I once did an experimental build called
microsaurus.
It used Xvesa, jwm, rxvt and a small shell with a minimal kernel and custom init written in C.
Boot time: ~
0.5s
Total compressed size: ~
1Mb
RAM usage with X, jwm and rxvt running ~3Mb (5Mb with background image)
Limitations: everything else - This was the result of my
muntzing the entire Linux ecosystem to figure out the absolute minimum requirements.
What I learned:
1) init
* anything passed on the kernel command in the form VAR=VAL goes in envp...
* any remaining parameters go on argv
* It only takes ~10 lines of shell to set the system up to boot into X
* it takes more lines of C but you get finer control with no dependencies
2)X
* X (or X apps) need to have /tmp /proc /sys, /dev and /dev/pts mounted set prior to starting
* Xvesa starts in a fraction of a second whereas Xorg can take 20s+ just to initialize some video cards.
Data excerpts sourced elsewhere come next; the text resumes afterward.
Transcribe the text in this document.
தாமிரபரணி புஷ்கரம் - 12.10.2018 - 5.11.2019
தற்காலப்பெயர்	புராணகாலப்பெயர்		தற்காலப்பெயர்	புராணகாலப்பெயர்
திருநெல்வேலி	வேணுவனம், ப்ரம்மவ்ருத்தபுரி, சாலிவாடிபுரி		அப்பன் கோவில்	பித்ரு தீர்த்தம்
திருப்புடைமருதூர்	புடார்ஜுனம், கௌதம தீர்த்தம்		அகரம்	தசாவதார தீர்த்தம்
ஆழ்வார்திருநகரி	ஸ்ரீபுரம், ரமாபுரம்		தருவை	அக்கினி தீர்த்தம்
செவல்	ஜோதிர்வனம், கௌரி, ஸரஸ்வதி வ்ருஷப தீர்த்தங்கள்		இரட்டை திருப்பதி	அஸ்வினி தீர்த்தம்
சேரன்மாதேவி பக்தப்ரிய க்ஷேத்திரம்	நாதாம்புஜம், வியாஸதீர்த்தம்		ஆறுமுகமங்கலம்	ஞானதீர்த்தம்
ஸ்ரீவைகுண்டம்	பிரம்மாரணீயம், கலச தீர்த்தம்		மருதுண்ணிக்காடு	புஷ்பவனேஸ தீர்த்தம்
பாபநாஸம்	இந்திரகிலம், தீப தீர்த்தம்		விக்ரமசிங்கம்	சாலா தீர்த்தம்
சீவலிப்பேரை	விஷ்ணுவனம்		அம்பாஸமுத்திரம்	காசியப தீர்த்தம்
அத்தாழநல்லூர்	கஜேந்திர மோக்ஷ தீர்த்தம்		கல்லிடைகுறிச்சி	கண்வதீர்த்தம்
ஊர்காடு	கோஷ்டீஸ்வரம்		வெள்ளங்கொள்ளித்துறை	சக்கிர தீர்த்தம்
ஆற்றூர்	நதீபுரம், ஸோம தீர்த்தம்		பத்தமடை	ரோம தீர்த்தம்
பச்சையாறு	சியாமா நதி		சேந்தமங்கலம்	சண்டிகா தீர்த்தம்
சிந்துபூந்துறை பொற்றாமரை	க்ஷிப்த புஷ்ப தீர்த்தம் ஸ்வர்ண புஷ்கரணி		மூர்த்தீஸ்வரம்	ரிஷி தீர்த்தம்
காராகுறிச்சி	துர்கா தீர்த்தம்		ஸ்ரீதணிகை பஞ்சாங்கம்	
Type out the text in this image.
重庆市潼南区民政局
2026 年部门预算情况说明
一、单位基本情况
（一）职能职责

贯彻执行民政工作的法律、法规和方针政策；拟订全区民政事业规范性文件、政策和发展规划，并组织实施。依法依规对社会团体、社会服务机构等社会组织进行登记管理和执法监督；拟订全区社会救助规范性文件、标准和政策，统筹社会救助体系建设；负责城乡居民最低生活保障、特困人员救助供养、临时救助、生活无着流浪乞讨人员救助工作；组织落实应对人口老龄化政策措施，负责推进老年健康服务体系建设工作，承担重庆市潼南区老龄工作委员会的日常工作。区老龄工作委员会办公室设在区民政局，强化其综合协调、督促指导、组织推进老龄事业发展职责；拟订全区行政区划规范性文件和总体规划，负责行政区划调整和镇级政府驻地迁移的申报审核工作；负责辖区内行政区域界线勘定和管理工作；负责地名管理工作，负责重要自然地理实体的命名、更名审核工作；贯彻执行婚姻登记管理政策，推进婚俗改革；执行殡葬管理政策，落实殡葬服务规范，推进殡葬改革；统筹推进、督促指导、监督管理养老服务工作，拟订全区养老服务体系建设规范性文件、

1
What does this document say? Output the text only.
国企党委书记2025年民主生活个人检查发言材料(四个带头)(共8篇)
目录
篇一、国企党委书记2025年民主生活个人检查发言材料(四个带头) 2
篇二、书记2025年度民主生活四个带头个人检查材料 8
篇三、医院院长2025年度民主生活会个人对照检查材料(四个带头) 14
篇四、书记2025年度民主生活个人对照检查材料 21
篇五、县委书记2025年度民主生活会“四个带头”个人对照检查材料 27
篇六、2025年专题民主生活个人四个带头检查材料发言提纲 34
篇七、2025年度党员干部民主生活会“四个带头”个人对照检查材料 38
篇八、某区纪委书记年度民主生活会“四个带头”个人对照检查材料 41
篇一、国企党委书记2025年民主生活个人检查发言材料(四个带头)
* the window manager fails if it tries to start before the xserver sets up its socket.
* it also helps to have a few environment variables set (HOME, USER, etc...)
* you don't need systemD, udev, or even mdev
* jwm's StartupCommand tag can be used to bring up the rest of the system
3)kernel
* You need unix sockets, tmpfs, devtmpfs, ELF binary, basic video, mouse and keyboard support
* but you don't need support for almost anything else - not even a single filesystem if you use a builtin initramfs
* Its actually is faster (and smaller) if you enable lz4 compression and compress the kernel image with lz4hc
* There is no need to compress the builtin initramfs separately if the kernel image is.
4)multicall binaries
* give you the benefits of shared libraries in a static build
* just about any program can be put into a MCB
* but its better if they share code - see goingnuts gtk1 MCB in the pupngo thread
Unfortunately I learned _too_ much with that experiment - I saw what was in the sausage.